Upper limit on kernel/global vars count?

I am developing a rather big code with several CUDA kernels. At some point I implemented yet another kernel, but tried running the code even without invoking it. To my surprise, program ran around 10% slower on my GTX260 machine. If I set #if 0 around that unused kernel, the strange time overhead goes away.
I thought there might be something wrong with my card, OS or drivers so I moved to completely different computer. I encountered the very same problem on GTX280.

Therefore I thought I’ll stick to those kernels I already have, but decided to add one more device variable. To my even bigger surprise, program ran again about 10% slower! I don’t even began to use that variable!

What is going on?
Is there some upper limitation on number of global functions, device & constant variables?
Or maybe it is some driver bug?

Update: I run a Visual Profiler to compare those two programs.
In the second case I can clearly see huge white gap between kernel invocations (on GPU Time Width Plot). There is something strange going on, not because of my own code. Any hints what it may be?

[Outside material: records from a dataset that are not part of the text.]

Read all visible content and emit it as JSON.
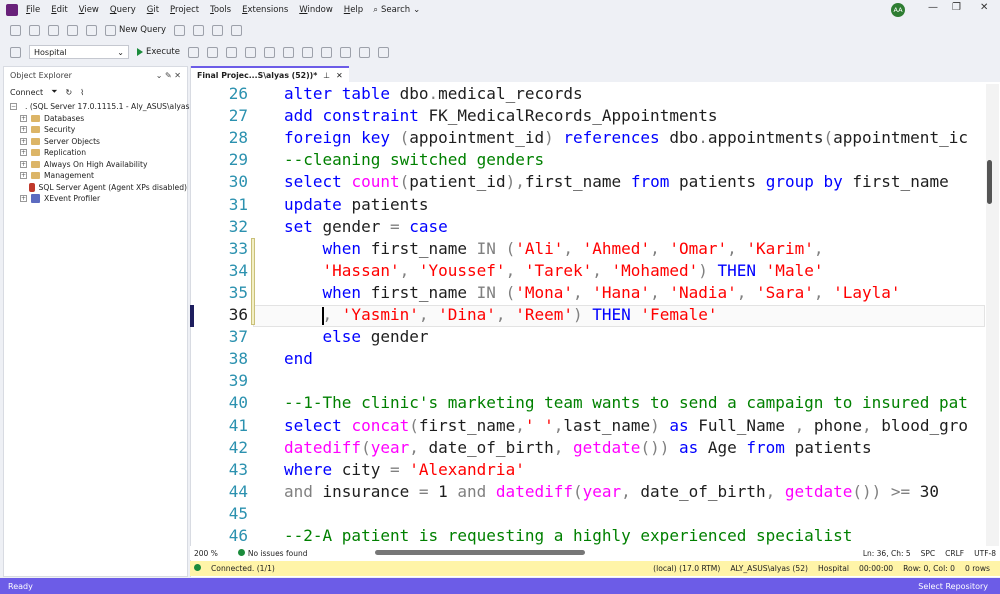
{
  "menu": [
    "File",
    "Edit",
    "View",
    "Query",
    "Git",
    "Project",
    "Tools",
    "Extensions",
    "Window",
    "Help"
  ],
  "search_label": "Search",
  "avatar_initials": "AA",
  "toolbar": {
    "new_query": "New Query",
    "database": "Hospital",
    "execute": "Execute"
  },
  "object_explorer": {
    "title": "Object Explorer",
    "connect": "Connect",
    "server": ". (SQL Server 17.0.1115.1 - Aly_ASUS\\alyas)",
    "items": [
      "Databases",
      "Security",
      "Server Objects",
      "Replication",
      "Always On High Availability",
      "Management",
      "SQL Server Agent (Agent XPs disabled)",
      "XEvent Profiler"
    ]
  },
  "tab": {
    "title": "Final Projec...S\\alyas (52))*"
  },
  "line_numbers": [
    "26",
    "27",
    "28",
    "29",
    "30",
    "31",
    "32",
    "33",
    "34",
    "35",
    "36",
    "37",
    "38",
    "39",
    "40",
    "41",
    "42",
    "43",
    "44",
    "45",
    "46"
  ],
  "code": [
    [
      [
        "kw",
        "alter table "
      ],
      [
        "",
        "dbo"
      ],
      [
        "gr",
        "."
      ],
      [
        "",
        "medical_records"
      ]
    ],
    [
      [
        "kw",
        "add constraint "
      ],
      [
        "",
        "FK_MedicalRecords_Appointments"
      ]
    ],
    [
      [
        "kw",
        "foreign key "
      ],
      [
        "gr",
        "("
      ],
      [
        "",
        "appointment_id"
      ],
      [
        "gr",
        ") "
      ],
      [
        "kw",
        "references "
      ],
      [
        "",
        "dbo"
      ],
      [
        "gr",
        "."
      ],
      [
        "",
        "appointments"
      ],
      [
        "gr",
        "("
      ],
      [
        "",
        "appointment_ic"
      ]
    ],
    [
      [
        "cmt",
        "--cleaning switched genders"
      ]
    ],
    [
      [
        "kw",
        "select "
      ],
      [
        "fn",
        "count"
      ],
      [
        "gr",
        "("
      ],
      [
        "",
        "patient_id"
      ],
      [
        "gr",
        "),"
      ],
      [
        "",
        "first_name "
      ],
      [
        "kw",
        "from "
      ],
      [
        "",
        "patients "
      ],
      [
        "kw",
        "group by "
      ],
      [
        "",
        "first_name"
      ]
    ],
    [
      [
        "kw",
        "update "
      ],
      [
        "",
        "patients"
      ]
    ],
    [
      [
        "kw",
        "set "
      ],
      [
        "",
        "gender "
      ],
      [
        "gr",
        "= "
      ],
      [
        "kw",
        "case"
      ]
    ],
    [
      [
        "",
        "    "
      ],
      [
        "kw",
        "when "
      ],
      [
        "",
        "first_name "
      ],
      [
        "gr",
        "IN ("
      ],
      [
        "str",
        "'Ali'"
      ],
      [
        "gr",
        ", "
      ],
      [
        "str",
        "'Ahmed'"
      ],
      [
        "gr",
        ", "
      ],
      [
        "str",
        "'Omar'"
      ],
      [
        "gr",
        ", "
      ],
      [
        "str",
        "'Karim'"
      ],
      [
        "gr",
        ","
      ]
    ],
    [
      [
        "",
        "    "
      ],
      [
        "str",
        "'Hassan'"
      ],
      [
        "gr",
        ", "
      ],
      [
        "str",
        "'Youssef'"
      ],
      [
        "gr",
        ", "
      ],
      [
        "str",
        "'Tarek'"
      ],
      [
        "gr",
        ", "
      ],
      [
        "str",
        "'Mohamed'"
      ],
      [
        "gr",
        ") "
      ],
      [
        "kw",
        "THEN "
      ],
      [
        "str",
        "'Male'"
      ]
    ],
    [
      [
        "",
        "    "
      ],
      [
        "kw",
        "when "
      ],
      [
        "",
        "first_name "
      ],
      [
        "gr",
        "IN ("
      ],
      [
        "str",
        "'Mona'"
      ],
      [
        "gr",
        ", "
      ],
      [
        "str",
        "'Hana'"
      ],
      [
        "gr",
        ", "
      ],
      [
        "str",
        "'Nadia'"
      ],
      [
        "gr",
        ", "
      ],
      [
        "str",
        "'Sara'"
      ],
      [
        "gr",
        ", "
      ],
      [
        "str",
        "'Layla'"
      ]
    ],
    [
      [
        "",
        "    "
      ],
      [
        "gr",
        ", "
      ],
      [
        "str",
        "'Yasmin'"
      ],
      [
        "gr",
        ", "
      ],
      [
        "str",
        "'Dina'"
      ],
      [
        "gr",
        ", "
      ],
      [
        "str",
        "'Reem'"
      ],
      [
        "gr",
        ") "
      ],
      [
        "kw",
        "THEN "
      ],
      [
        "str",
        "'Female'"
      ]
    ],
    [
      [
        "",
        "    "
      ],
      [
        "kw",
        "else "
      ],
      [
        "",
        "gender"
      ]
    ],
    [
      [
        "kw",
        "end"
      ]
    ],
    [
      [
        "",
        ""
      ]
    ],
    [
      [
        "cmt",
        "--1-The clinic's marketing team wants to send a campaign to insured pat"
      ]
    ],
    [
      [
        "kw",
        "select "
      ],
      [
        "fn",
        "concat"
      ],
      [
        "gr",
        "("
      ],
      [
        "",
        "first_name"
      ],
      [
        "gr",
        ","
      ],
      [
        "str",
        "' '"
      ],
      [
        "gr",
        ","
      ],
      [
        "",
        "last_name"
      ],
      [
        "gr",
        ") "
      ],
      [
        "kw",
        "as "
      ],
      [
        "",
        "Full_Name "
      ],
      [
        "gr",
        ", "
      ],
      [
        "",
        "phone"
      ],
      [
        "gr",
        ", "
      ],
      [
        "",
        "blood_gro"
      ]
    ],
    [
      [
        "fn",
        "datediff"
      ],
      [
        "gr",
        "("
      ],
      [
        "fn",
        "year"
      ],
      [
        "gr",
        ", "
      ],
      [
        "",
        "date_of_birth"
      ],
      [
        "gr",
        ", "
      ],
      [
        "fn",
        "getdate"
      ],
      [
        "gr",
        "()) "
      ],
      [
        "kw",
        "as "
      ],
      [
        "",
        "Age "
      ],
      [
        "kw",
        "from "
      ],
      [
        "",
        "patients"
      ]
    ],
    [
      [
        "kw",
        "where "
      ],
      [
        "",
        "city "
      ],
      [
        "gr",
        "= "
      ],
      [
        "str",
        "'Alexandria'"
      ]
    ],
    [
      [
        "gr",
        "and "
      ],
      [
        "",
        "insurance "
      ],
      [
        "gr",
        "= "
      ],
      [
        "",
        "1 "
      ],
      [
        "gr",
        "and "
      ],
      [
        "fn",
        "datediff"
      ],
      [
        "gr",
        "("
      ],
      [
        "fn",
        "year"
      ],
      [
        "gr",
        ", "
      ],
      [
        "",
        "date_of_birth"
      ],
      [
        "gr",
        ", "
      ],
      [
        "fn",
        "getdate"
      ],
      [
        "gr",
        "()) "
      ],
      [
        "gr",
        ">= "
      ],
      [
        "",
        "30"
      ]
    ],
    [
      [
        "",
        ""
      ]
    ],
    [
      [
        "cmt",
        "--2-A patient is requesting a highly experienced specialist"
      ]
    ]
  ],
  "status": {
    "zoom": "200 %",
    "issues": "No issues found",
    "position": "Ln: 36, Ch: 5",
    "spc": "SPC",
    "crlf": "CRLF",
    "encoding": "UTF-8"
  },
  "connection": {
    "state": "Connected. (1/1)",
    "server": "(local) (17.0 RTM)",
    "user": "ALY_ASUS\\alyas (52)",
    "db": "Hospital",
    "time": "00:00:00",
    "rows_info": "Row: 0, Col: 0",
    "rows": "0 rows"
  },
  "bottom": {
    "ready": "Ready",
    "repo": "Select Repository"
  },
  "colors": {
    "accent": "#6c5ce7",
    "keyword": "#0000ff",
    "string": "#ff0000",
    "comment": "#008000",
    "function": "#ff00ff"
  }
}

To visualise what I am talking about I am attaching a small screenshot from my visual profiler.
There is no heavy CPU computation between any of kernel calls. Besides, if it was something in the code, it would repeat itself in every iteration of my loop, while - as you can see - it occurs sparsly.

Hey, any chance to get a response to my problem?
Or maybe something is not clear for you?

Hello PDan,

I have noticed the same thing. Have you found out anything more about this issue?

One possibility could be that since the Visual Profiler only targets one MP, that MP may have been idle while the other ones finished up.